On
14th of November 2016, the day celebrated as children's day in India,
I had been to Malkangiri. One of the reasons was to understand the
issues related to the recent child deaths (more than a hundred since
September 2016), which has been largely thought to be on account of
Japanese Encephalitis. During my visit, I interacted with some
volunteers helping the district administration to address this and
also met the District Magistrate. Some of my observation are as
follows.
The
causal or, rather, associational factors from a public health
perspective could be discerned into three broad categories -
proximate, intermediate and base. Of course, at times, it would be a
thin line separating the categories, but the analytical separation
could help in our understanding.
The
proximate factors are as follows: Japanese Encephalitis is a
mosquito-borne virus with pig as host. It has a high case-fatality
rate among children.
The
intermediate factors are as follows: some communities (particularly,
Koya's) live in close proximity to pigs, which they breed for
livelihood purposes; post-monsoon increase in breeding of mosquitoes;
and unhygienic living conditions.
The
base factors are as follows: absence of adequate curative care through health
care systems preparedness in terms of human resources and
infrastructure, lack of appropriate preventive care to reduce unavoidable
deaths (including addressing malnourishment).
I
must applaud the efforts of the district administration and
volunteers who have been pushing themselves to work against all odds
- inhospitable terrain, cash crunch, and falling temperatures. The
defogging exercises to decimate mosquitoes has been largely
effective. With winter setting in, the breeding of mosquitoes is also
on the wane. This largely addresses the proximate factors.
They
have also been able to separate the living space between pig sty's
and human settlements. The efforts here would address the
intermediate factors in a temporary sense. Temporary, because it
involves lifestyle changes and will incur other transaction costs to
the community. It will require sustained efforts from the
administration to understand and address this.
The
administration has responded to the health care emergency in sending
more health care professionals. While appreciating this quick
measure, there is a case for addressing the preparedness of the
health care system in terms of permanent solution to have an impact
on one of the base factors.
Addressing
preventive aspects will also be important. In this context,
convergence with the Swach Bharat Mission, which is already being
implemented in the district (as one saw in some of the houses of the
villages one visited) will help.

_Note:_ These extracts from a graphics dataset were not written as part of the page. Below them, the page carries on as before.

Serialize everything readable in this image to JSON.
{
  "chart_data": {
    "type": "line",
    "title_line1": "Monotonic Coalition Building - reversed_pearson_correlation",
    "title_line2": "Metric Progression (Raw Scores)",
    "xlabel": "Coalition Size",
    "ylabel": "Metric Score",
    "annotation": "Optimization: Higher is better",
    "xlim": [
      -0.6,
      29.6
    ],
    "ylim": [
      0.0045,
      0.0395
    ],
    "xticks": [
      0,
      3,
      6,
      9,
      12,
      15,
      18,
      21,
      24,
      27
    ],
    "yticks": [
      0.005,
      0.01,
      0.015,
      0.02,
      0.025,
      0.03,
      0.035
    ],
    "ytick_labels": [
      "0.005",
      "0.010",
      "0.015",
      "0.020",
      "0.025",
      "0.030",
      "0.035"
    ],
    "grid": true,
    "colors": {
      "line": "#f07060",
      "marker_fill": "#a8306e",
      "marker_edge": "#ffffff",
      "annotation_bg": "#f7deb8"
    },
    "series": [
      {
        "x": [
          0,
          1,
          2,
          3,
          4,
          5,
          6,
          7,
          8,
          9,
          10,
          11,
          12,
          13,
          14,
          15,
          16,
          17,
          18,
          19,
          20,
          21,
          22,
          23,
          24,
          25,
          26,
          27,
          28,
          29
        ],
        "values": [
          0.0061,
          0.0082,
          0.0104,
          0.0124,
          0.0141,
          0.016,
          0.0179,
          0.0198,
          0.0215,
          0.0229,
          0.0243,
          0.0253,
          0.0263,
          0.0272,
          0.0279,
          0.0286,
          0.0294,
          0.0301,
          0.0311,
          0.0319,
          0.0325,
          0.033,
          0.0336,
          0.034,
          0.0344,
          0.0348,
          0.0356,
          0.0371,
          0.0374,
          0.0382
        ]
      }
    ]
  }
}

The recent initiatives by the state
government to revive millets and facilitate integrated farming will
also help in addressing these concerns - these need to be rolled out
soon.
Having
said that, one needs to point out that vaccination of all children
from 9 months to 15 years of age (as one heard) is not an appropriate
way forward. One argues against this for the following reasons. All
the deaths are not on account of Japanese Encephalitis. In fact, a
particular report points out that from 96 deaths that were examined
only 32 were on account of Japanese Encephalitis. Majority of
reported deaths are among children less than five years of age (only
a handful are older than that). Again, most of the deaths
(particularly, those related to Japanese Encephalitis) are largely
restricted to some communities - in particular, Koya's who live in
close proximity to pigs; it has not been observed among Hill Bondas
who also live in close proximity to pigs. Further, mosquitoes, the
carrier for Japanese Encephalitis are in any case on the wane due to
defogging and because winter has set-in.